Duberstein uses dialogue effectively to establish a sense of negotiation. In “Devereaux’s Existence,” for example, the protagonist has been arrested for being a peeping Tom (he is), and his witty, clever role-playing self-defense in court with the judge exemplifies his philosophy — “You cannot have — simply have — an existence, you must go out and exist it.” Harry spends much of his time in bars. ‘I’m a cliché… Once fairly prominent and well-respected, but in recent years etcetera etcetera. I’m a symptom of the times.’” But not a victim.
There’s a natural curiosity in Duberstein’s characters, an unnecessary need to know that gives the stories a sense of connecting, if only temporary. The mood is upbeat, the settings distinctively American. In “The Golden Gate Funeral March” the narrator and his older, estranged brother are going west because it was “Ma’s wish.” She’s with them in the car. Don’t ask how. The narrator is working-class, rough, authentic. He’s not one of those guys, he says, “who goes off to the Himalayas for sixteen years and shaves his head and then comes back down to announce that Life is a Hockey Puck or something of that ilk.”

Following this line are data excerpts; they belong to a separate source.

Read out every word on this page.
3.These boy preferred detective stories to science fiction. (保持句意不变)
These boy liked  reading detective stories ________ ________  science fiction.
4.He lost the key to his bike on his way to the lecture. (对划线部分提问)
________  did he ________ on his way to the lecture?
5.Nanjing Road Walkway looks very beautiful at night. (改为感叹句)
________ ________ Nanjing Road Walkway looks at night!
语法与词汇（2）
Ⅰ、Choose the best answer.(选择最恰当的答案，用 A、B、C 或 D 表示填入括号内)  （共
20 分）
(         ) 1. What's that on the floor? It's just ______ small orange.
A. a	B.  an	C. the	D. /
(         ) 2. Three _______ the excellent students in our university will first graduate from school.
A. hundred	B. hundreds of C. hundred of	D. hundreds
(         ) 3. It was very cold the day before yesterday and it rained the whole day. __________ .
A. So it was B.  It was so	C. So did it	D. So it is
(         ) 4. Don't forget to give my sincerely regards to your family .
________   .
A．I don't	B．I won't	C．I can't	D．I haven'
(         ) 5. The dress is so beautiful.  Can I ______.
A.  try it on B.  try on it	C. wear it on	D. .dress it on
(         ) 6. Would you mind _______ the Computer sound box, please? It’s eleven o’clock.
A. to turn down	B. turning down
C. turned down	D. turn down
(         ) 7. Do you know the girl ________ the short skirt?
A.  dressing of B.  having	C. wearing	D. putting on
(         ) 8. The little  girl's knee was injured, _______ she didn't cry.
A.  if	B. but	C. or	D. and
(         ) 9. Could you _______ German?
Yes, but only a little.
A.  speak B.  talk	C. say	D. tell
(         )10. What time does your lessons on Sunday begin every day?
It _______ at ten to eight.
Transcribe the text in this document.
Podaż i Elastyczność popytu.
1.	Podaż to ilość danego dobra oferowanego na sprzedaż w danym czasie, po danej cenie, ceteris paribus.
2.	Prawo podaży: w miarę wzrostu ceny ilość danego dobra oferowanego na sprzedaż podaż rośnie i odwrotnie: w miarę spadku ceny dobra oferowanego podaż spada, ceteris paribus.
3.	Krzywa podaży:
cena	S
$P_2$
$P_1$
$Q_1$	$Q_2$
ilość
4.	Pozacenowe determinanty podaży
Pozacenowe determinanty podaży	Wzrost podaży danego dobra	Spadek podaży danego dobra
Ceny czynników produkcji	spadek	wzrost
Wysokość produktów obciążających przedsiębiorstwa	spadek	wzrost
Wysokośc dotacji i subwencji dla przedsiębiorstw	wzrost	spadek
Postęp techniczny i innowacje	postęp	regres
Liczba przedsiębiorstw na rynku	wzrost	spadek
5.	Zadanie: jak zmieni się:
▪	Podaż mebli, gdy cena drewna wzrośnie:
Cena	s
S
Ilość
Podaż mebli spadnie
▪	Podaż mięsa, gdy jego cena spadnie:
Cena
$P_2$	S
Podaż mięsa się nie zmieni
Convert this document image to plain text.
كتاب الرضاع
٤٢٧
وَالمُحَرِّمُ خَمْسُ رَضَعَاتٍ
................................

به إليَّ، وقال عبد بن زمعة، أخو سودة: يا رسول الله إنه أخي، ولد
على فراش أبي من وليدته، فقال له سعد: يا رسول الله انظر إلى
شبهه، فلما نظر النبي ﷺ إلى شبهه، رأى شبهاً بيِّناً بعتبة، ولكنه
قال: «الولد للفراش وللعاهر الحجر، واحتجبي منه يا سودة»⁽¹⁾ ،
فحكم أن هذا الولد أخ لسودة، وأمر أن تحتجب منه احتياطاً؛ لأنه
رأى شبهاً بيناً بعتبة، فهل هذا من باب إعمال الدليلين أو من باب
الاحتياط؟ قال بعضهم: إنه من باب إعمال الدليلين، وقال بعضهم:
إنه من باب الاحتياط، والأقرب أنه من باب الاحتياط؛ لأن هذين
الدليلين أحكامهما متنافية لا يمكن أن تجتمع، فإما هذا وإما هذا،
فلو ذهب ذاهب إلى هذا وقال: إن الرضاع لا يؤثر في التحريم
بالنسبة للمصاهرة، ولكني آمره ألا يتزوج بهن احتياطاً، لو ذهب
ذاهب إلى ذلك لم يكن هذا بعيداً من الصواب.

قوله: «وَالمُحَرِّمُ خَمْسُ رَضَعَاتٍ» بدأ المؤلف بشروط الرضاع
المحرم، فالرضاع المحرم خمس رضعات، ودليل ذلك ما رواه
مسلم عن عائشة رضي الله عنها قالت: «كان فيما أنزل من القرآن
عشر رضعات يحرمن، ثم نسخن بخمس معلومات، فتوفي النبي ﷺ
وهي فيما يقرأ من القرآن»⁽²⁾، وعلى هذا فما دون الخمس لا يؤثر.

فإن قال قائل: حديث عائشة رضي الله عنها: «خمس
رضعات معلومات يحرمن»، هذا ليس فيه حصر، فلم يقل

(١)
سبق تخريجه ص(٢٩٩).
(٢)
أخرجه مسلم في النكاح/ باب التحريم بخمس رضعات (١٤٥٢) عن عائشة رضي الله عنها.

In “Moving Water” Annie Riley sits at a picture window watching the dirt road, drinking her coffee — the ritual of her lone existence, unlike former times when Riley’s Pond was the center of activity. The story, wistful without being sentimental, shows her slowly warming to a young stranger in a pickup truck who comes by one day, trespassing for sure, to swim. Slowly, Annie eases into expectation of his arrival. Until he stops when the weather gets cool. She realizes then how central he had become in her life while being invisible in his. Images startle with originality, as the narrator in “The Undertaker’s Choice” finds himself “breast-stroking his way through a milling crowd” to place a bet. He decided to go to the race track after casual conversation with the undertaker who plays often and wins. Never mind that the funeral was for his own brother who had been in the mob.
Duberstein’s stories chronicle odd behavior but provide no causes or epiphanies. “The Last of Harpo Berkowitz” opens with the statement that Harpo Berkowitz needed to be helped out of a car a month ago. “He needed the help not because he was old or infirm, but because he was dead and it isn’t easy for a dead man to get himself from the trunk of a car.” The straight-faced declaration then moves to memory, as the narrator recalls his brief association with Harpo in high school, a thug to all, but the narrator hopes there may have been more to him. There wasn’t.
In the last story in the collection, “Catherine,” Dean picks up a dancer in a New Orleans bar whom he mistakes for a prostitute, but then offers to write her a check if she’ll spend the night with him. She’s petty, amiable, amused; he’s increasingly taken with her and she brings him home, then, dog tired, falls asleep, naked. In the morning he sees a rubber-band bracelet around her wrist (so, not totally naked) and bread in the toaster. He quietly takes the rubber-band, writes a note that he loves her, and leaves $5 for breakfast. As he slips out, he muses that the rubber-band, “innocent and ordinary” might be proof “that fate and dreams were often less so, yet no less real.” And more comforting.